The assistant commandant of the Kholmogory camp, a Pole named Kvitsinsky, was particularly ferocious. This sadist-executioner has on his conscience the horrors of the so-called "White House," in the neighbourhood of Kholmogory. The "White House" was an estate abandoned by its owners, containing a white-painted building. Here for two years (1920-22) shootings took place daily at the direction of Kvitsinsky. The terrible reputation of the "White House" was doubled by the fact that the bodies of those executed were not taken away. At the end of 1922 all the rooms of the "White House" were filled with corpses right up to the ceiling. Two thousand sailors from Kronstadt were shot there in three days. The smell of the decomposed bodies poisoned the air for miles round.
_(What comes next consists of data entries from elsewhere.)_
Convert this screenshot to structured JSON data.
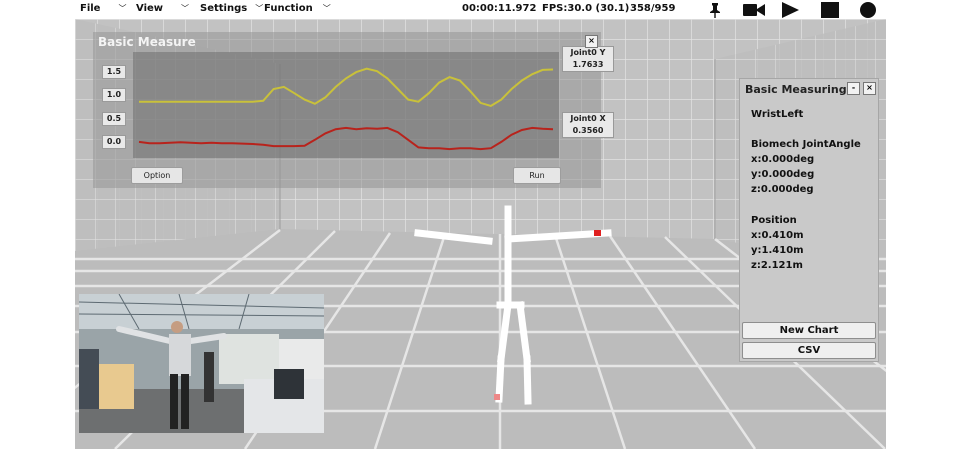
{
  "menu": {
    "file": "File",
    "view": "View",
    "settings": "Settings",
    "function": "Function"
  },
  "status": {
    "time": "00:00:11.972",
    "fps": "FPS:30.0 (30.1)",
    "frame": "358/959"
  },
  "toolbar": {
    "icons": [
      "pin-icon",
      "video-camera-icon",
      "play-icon",
      "stop-icon",
      "record-icon"
    ]
  },
  "basic_measure": {
    "title": "Basic Measure",
    "y_labels": [
      "1.5",
      "1.0",
      "0.5",
      "0.0"
    ],
    "series": [
      {
        "name": "Joint0 Y",
        "value": "1.7633",
        "color": "#c9c13a"
      },
      {
        "name": "Joint0 X",
        "value": "0.3560",
        "color": "#b8231c"
      }
    ],
    "option_label": "Option",
    "run_label": "Run",
    "close": "×"
  },
  "chart_data": {
    "type": "line",
    "ylim": [
      0,
      2
    ],
    "series": [
      {
        "name": "Joint0 Y",
        "values": [
          1.0,
          1.0,
          1.0,
          1.0,
          1.0,
          1.0,
          1.0,
          1.0,
          1.0,
          1.0,
          1.0,
          1.0,
          1.02,
          1.3,
          1.35,
          1.2,
          1.05,
          0.95,
          1.1,
          1.35,
          1.55,
          1.7,
          1.78,
          1.72,
          1.55,
          1.3,
          1.05,
          1.0,
          1.2,
          1.45,
          1.58,
          1.5,
          1.25,
          0.97,
          0.9,
          1.05,
          1.3,
          1.5,
          1.65,
          1.75,
          1.76
        ]
      },
      {
        "name": "Joint0 X",
        "values": [
          0.05,
          0.02,
          0.02,
          0.03,
          0.04,
          0.03,
          0.02,
          0.03,
          0.02,
          0.02,
          0.01,
          0.0,
          -0.02,
          -0.05,
          -0.05,
          -0.05,
          -0.04,
          0.1,
          0.25,
          0.35,
          0.38,
          0.35,
          0.37,
          0.36,
          0.38,
          0.28,
          0.1,
          -0.08,
          -0.1,
          -0.1,
          -0.12,
          -0.1,
          -0.1,
          -0.12,
          -0.1,
          0.05,
          0.22,
          0.33,
          0.38,
          0.36,
          0.35
        ]
      }
    ]
  },
  "measuring": {
    "title": "Basic Measuring",
    "minimize": "-",
    "close": "×",
    "joint": "WristLeft",
    "angle_header": "Biomech JointAngle",
    "angle_x": "x:0.000deg",
    "angle_y": "y:0.000deg",
    "angle_z": "z:0.000deg",
    "position_header": "Position",
    "pos_x": "x:0.410m",
    "pos_y": "y:1.410m",
    "pos_z": "z:2.121m",
    "new_chart": "New Chart",
    "csv": "CSV"
  }
}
The stench, which never abated by night or day, stifled the prisoners in the camps and even made them faint. Three-quarters of the inhabitants of the town of Kholmogory were finally unable to endure it any longer and abandoned their homes.
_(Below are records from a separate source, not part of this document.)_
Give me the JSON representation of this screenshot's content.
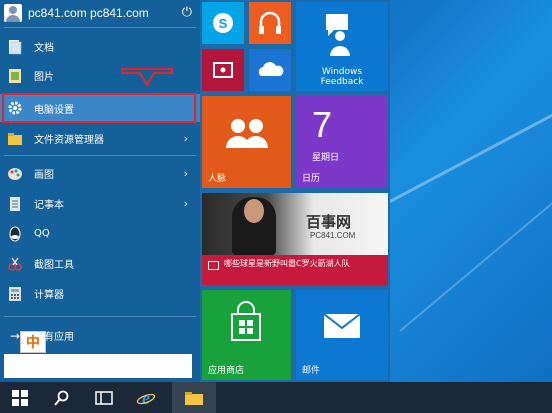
{
  "user": {
    "name": "pc841.com pc841.com"
  },
  "menu": {
    "items": [
      {
        "label": "文档",
        "icon": "documents-icon"
      },
      {
        "label": "图片",
        "icon": "pictures-icon"
      },
      {
        "label": "电脑设置",
        "icon": "gear-icon",
        "selected": true
      },
      {
        "label": "文件资源管理器",
        "icon": "folder-icon",
        "has_arrow": true
      },
      {
        "label": "画图",
        "icon": "paint-icon",
        "has_arrow": true
      },
      {
        "label": "记事本",
        "icon": "notepad-icon",
        "has_arrow": true
      },
      {
        "label": "QQ",
        "icon": "qq-icon"
      },
      {
        "label": "截图工具",
        "icon": "snipping-tool-icon"
      },
      {
        "label": "计算器",
        "icon": "calculator-icon"
      }
    ],
    "all_apps": "所有应用",
    "arrow_glyph": "›"
  },
  "ime": {
    "label": "中"
  },
  "tiles": {
    "feedback": {
      "label": "Windows\nFeedback"
    },
    "people": {
      "label": "人脉"
    },
    "calendar": {
      "label": "日历",
      "day": "7",
      "weekday": "星期日"
    },
    "news": {
      "caption": "哪些球星是新野叫嚣C罗火箭湖人队",
      "watermark": "百事网",
      "watermark_url": "PC841.COM"
    },
    "store": {
      "label": "应用商店"
    },
    "mail": {
      "label": "邮件"
    }
  },
  "colors": {
    "accent_red": "#e3262e",
    "menu_bg": "#14609b",
    "tile_area_bg": "#1d6aa8",
    "taskbar_bg": "#1a2838"
  }
}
Without the slightest doubt the Soviet Government knew of the horrors perpetrated at Kholmogory and Portaminsk; it could not help knowing. But, having an interest in the pitiless extermination of their opponents, real and supposed, the leaders of the Communist Party confined themselves to washing their hands of the whole business.
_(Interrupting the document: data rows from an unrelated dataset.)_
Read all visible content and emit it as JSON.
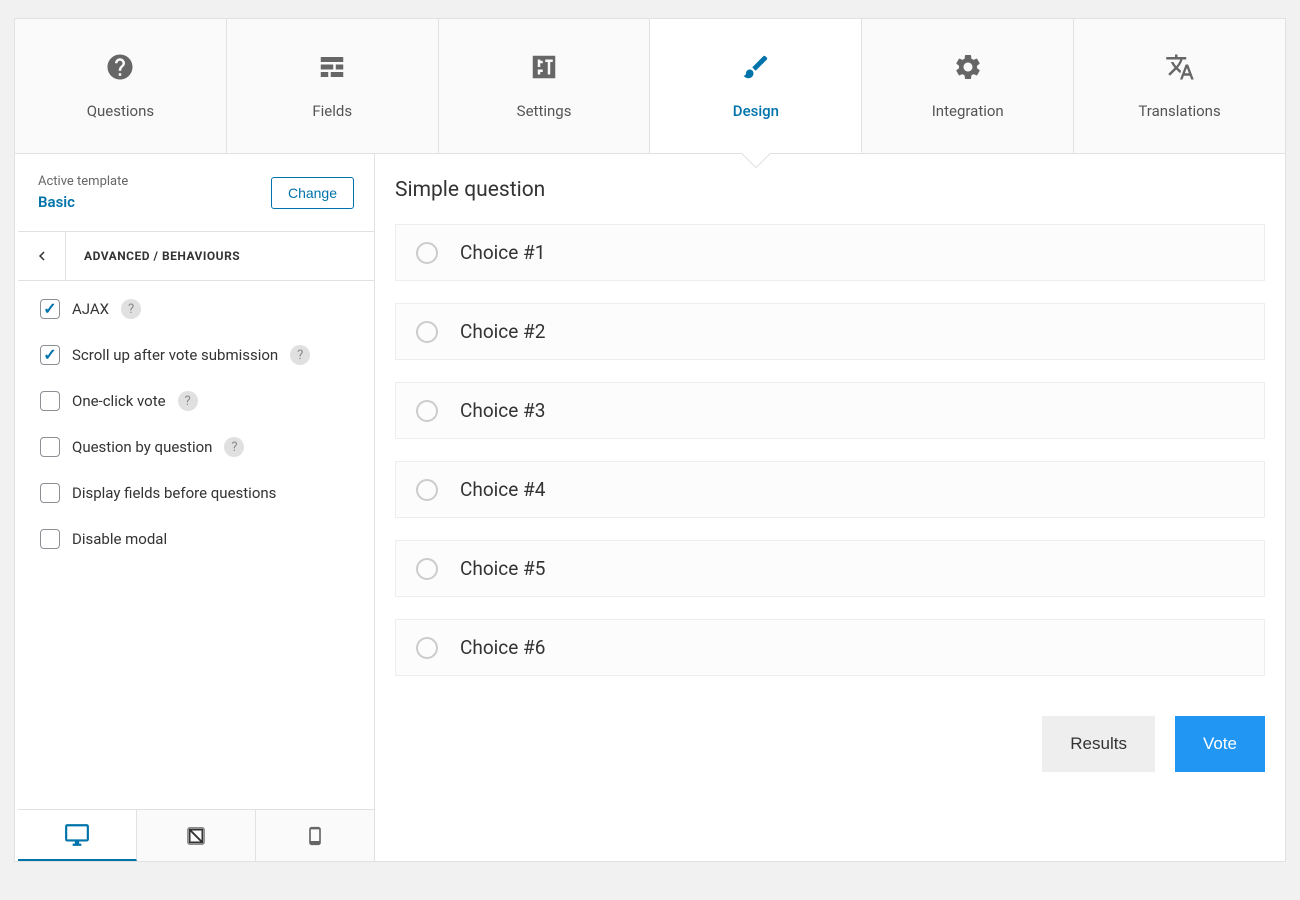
{
  "tabs": [
    {
      "label": "Questions"
    },
    {
      "label": "Fields"
    },
    {
      "label": "Settings"
    },
    {
      "label": "Design"
    },
    {
      "label": "Integration"
    },
    {
      "label": "Translations"
    }
  ],
  "sidebar": {
    "template_label": "Active template",
    "template_name": "Basic",
    "change_button": "Change",
    "section_title": "ADVANCED / BEHAVIOURS",
    "options": [
      {
        "label": "AJAX",
        "checked": true,
        "help": "?"
      },
      {
        "label": "Scroll up after vote submission",
        "checked": true,
        "help": "?"
      },
      {
        "label": "One-click vote",
        "checked": false,
        "help": "?"
      },
      {
        "label": "Question by question",
        "checked": false,
        "help": "?"
      },
      {
        "label": "Display fields before questions",
        "checked": false
      },
      {
        "label": "Disable modal",
        "checked": false
      }
    ]
  },
  "preview": {
    "question_title": "Simple question",
    "choices": [
      "Choice #1",
      "Choice #2",
      "Choice #3",
      "Choice #4",
      "Choice #5",
      "Choice #6"
    ],
    "results_button": "Results",
    "vote_button": "Vote"
  }
}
Executions were carried out at other places besides the "White House." The Tchekists used to come into the prisoners' enclosure and, having marked down the destined victims, point to one or another of the prisoners with the words: "One — two — three. . . . One — two — three. . . . "One" meant that the prisoner was to be shot the same day, "two" that he was to be shot to-morrow, and "three" the day after to-morrow. This was usually done when a fresh large party had arrived, and room had to be made in the camp for the newcomers.
According to the evidence of eye-witnesses, about 100,000 persons in all were shot at Kholmogory and Portaminsk. There is nothing astonishing in this figure, terrible as it is. For three years on end these camps constituted the chief prison of all Soviet Russia. To them, in addition to the large convoys, were sent, from every place in European and Asiatic Russia, all those whom it was for any reason undesirable or inconvenient to kill on the spot — for example, all those who had been "amnestied" by local Soviet authorities.
The executioners of Kholmogory and Portaminsk used another method of destroying their prisoners: they drowned them. Of a whole series of cases known to me I will mention only those which follow.
In 1921 four thousand former officers and soldiers of Wrangel's army were ordered to embark on board a barge, and the vessel was sunk at the mouth of the Dvina. The men who were able to keep themselves on the surface by swimming were shot.
In 1922 several barges were loaded with prisoners. The Tchekists sank some of them in the Dvina in sight of everyone. The unfortunate passengers on board the other barges, among whom were many women, were landed on one of the small islands near Kholmogory and shot down with machine-guns from the barges. Mass murders were carried out on this island very frequently. Like the "White House," it was heaped with bodies.
Those who escaped being shot the Tchekists hounded to death by compelling them to do work beyond their strength. The prisoners in receipt of the above-mentioned ration, among them old men and women, worked all round the clock. It was counted a piece of luck to find a rotten potato in the fields; it was greedily eaten on the spot, raw.
When the Tchekists noticed that the inhabitants of the region — Lapps, Zyrians and Samoyedes — were throwing bread to the crowd of prisoners as they passed their huts, they began to take them to their work by another route, through thick forest and marshes.
If a newly arrived prisoner was decently dressed, they shot him at once, in order to get his clothes sooner.